The most complex and fully featured rose engine lathe that the London-based firm ever made, coming complete with a cabinet of accessories, it shattered the upper estimate of $90,000 at the Marlborough, Massachusetts auction on December 1.
Numbered 1636, it was two years in the making and originally sold for a price reportedly "in excess of 1,500 pounds sterling" on December 20, 1838, to a London civil engineer, John Taylor Esquire (1779-1863).
John Jacob Holtzapffel II wrote to a later owner in 1886 that it was "one of three, the last and best we have made".

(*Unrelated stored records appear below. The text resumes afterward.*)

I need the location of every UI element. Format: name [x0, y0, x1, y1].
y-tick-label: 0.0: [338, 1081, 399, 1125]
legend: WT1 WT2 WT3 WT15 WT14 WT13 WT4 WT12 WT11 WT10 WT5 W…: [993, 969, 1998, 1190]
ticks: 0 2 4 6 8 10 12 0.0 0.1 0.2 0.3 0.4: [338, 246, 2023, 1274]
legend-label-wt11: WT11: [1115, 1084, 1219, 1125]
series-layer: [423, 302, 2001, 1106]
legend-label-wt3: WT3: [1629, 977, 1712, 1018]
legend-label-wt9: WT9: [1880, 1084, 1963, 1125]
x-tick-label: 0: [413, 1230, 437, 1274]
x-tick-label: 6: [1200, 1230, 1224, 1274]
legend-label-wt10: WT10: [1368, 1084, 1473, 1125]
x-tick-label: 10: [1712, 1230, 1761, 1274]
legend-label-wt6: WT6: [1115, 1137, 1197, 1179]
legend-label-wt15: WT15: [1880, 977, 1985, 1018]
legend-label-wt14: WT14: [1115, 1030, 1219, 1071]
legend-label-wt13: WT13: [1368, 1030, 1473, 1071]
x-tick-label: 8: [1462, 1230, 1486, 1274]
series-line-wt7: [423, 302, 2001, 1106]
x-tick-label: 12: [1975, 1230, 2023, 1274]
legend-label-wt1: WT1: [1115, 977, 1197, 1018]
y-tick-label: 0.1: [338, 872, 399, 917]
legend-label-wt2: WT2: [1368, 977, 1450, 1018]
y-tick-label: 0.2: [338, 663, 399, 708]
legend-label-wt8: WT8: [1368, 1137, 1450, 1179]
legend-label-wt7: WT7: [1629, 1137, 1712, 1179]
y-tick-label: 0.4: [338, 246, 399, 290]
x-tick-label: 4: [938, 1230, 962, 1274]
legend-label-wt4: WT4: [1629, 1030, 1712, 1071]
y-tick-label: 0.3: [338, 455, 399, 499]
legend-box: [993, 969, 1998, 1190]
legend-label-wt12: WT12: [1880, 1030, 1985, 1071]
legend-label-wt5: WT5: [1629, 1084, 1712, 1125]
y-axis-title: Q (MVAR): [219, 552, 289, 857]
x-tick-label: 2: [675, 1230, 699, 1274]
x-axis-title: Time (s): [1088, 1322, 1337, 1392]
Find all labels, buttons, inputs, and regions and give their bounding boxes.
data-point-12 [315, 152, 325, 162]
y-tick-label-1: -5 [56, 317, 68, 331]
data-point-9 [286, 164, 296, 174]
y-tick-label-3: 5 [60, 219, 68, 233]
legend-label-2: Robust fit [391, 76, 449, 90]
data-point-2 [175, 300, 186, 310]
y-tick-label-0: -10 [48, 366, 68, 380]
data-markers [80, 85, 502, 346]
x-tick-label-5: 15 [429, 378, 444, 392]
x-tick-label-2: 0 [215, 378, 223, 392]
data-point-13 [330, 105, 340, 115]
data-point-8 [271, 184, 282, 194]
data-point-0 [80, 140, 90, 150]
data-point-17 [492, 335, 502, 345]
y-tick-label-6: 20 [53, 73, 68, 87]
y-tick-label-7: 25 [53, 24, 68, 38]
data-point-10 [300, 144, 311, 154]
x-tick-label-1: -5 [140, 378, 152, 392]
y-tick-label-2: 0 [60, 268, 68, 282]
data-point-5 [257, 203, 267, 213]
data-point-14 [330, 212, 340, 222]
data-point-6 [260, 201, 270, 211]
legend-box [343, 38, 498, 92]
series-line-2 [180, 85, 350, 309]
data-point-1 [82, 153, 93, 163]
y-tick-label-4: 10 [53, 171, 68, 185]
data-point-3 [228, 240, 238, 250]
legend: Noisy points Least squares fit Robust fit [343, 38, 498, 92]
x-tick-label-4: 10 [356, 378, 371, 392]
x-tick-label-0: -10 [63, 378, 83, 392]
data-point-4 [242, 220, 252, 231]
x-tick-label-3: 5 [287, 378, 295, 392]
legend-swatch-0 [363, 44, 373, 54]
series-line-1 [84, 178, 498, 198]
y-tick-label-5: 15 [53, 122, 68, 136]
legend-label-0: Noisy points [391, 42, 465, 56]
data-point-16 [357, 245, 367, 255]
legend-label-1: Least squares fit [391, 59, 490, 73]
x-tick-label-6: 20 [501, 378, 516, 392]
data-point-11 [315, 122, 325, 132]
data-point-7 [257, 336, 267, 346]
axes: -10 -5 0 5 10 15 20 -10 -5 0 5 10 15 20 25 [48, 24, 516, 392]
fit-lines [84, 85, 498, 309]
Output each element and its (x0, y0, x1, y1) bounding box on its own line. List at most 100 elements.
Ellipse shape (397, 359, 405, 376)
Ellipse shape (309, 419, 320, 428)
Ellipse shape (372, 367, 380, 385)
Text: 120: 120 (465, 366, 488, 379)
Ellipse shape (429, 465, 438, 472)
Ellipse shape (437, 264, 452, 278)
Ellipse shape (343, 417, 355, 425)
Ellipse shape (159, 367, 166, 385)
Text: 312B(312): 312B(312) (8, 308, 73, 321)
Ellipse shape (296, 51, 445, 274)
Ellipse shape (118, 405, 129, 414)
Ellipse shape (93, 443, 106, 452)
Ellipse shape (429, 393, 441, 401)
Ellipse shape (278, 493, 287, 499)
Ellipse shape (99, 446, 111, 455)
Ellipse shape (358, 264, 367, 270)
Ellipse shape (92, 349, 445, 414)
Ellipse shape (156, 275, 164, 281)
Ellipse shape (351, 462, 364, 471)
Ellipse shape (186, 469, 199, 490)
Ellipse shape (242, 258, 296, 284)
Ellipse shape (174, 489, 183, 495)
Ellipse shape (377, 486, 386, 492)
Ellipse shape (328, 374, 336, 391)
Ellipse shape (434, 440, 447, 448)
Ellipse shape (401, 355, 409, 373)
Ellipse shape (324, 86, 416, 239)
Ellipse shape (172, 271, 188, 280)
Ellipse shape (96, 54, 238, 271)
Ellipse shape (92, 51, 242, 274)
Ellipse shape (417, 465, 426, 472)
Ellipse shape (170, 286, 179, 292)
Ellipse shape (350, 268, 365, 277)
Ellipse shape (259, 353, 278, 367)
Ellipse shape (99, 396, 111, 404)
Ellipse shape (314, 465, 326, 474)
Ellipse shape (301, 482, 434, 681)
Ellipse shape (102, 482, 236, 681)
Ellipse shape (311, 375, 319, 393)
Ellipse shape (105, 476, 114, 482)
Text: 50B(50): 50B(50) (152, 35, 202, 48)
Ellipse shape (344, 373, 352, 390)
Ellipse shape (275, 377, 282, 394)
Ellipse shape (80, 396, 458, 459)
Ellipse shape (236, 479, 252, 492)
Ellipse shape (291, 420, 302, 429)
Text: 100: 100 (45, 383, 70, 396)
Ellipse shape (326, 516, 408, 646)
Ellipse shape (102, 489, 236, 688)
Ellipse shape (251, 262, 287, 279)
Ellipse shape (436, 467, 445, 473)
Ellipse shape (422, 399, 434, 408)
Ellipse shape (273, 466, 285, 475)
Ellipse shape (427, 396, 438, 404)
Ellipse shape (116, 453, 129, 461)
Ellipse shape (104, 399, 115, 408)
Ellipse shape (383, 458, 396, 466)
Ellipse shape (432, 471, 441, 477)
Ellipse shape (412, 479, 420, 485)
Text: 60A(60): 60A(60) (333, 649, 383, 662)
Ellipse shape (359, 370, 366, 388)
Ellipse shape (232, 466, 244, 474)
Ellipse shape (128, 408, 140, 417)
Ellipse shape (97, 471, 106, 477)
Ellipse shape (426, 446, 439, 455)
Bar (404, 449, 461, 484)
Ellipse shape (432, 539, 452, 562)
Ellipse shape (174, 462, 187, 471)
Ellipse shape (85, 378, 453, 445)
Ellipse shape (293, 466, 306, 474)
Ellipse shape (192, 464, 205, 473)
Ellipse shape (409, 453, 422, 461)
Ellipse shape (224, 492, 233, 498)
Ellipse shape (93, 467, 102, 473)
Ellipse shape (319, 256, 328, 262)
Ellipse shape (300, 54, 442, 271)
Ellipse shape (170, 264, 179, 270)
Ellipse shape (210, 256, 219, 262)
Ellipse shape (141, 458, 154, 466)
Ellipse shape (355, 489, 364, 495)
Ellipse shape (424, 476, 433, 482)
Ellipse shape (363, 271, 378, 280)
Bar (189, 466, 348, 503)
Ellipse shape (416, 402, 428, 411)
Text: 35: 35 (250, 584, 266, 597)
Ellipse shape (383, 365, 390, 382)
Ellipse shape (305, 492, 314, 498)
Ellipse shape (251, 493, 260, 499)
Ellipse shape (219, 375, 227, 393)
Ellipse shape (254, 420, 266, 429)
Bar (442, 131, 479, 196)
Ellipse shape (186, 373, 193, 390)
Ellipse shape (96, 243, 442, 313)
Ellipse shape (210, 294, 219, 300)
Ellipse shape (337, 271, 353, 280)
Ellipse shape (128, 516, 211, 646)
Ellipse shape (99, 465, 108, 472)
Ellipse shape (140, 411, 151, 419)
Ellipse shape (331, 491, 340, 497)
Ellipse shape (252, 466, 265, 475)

John Jacob Holtzapffel I founded the firm in 1795 and it became Holtzapffel & Deyerlein in 1804 as a partnership with assistant John George Deyerlein. Deyerlein left in 1827 but - as Holtzapffel & Company, at 64 Charing Cross
Road - the business continued to make lathes and precision tools until 1928.
Ornamental lathes were used by the elite of society, but during the Victorian age princely enthusiasm waned and the high cost of the equipment mainly restricted their use to wealthy scientific amateurs, often professors and clergy.
Skinner's lathe and accessories came from the collection of Richard I Miller, a prominent ornamental turner of Tucson, Arizona. Bidding started off at $70,000 and quickly climbed to $130,000, with many paddles raised, until there were two remaining phone bidders when the hammer came down.
In August 2011 Skinner sold what they called one of the most complete ornamental turning lathes to come to the market in many years: a Holtzapffel & Deyerlein made c.1827, which more than doubled its top estimate to take $55,000 (then £35,950) hammer.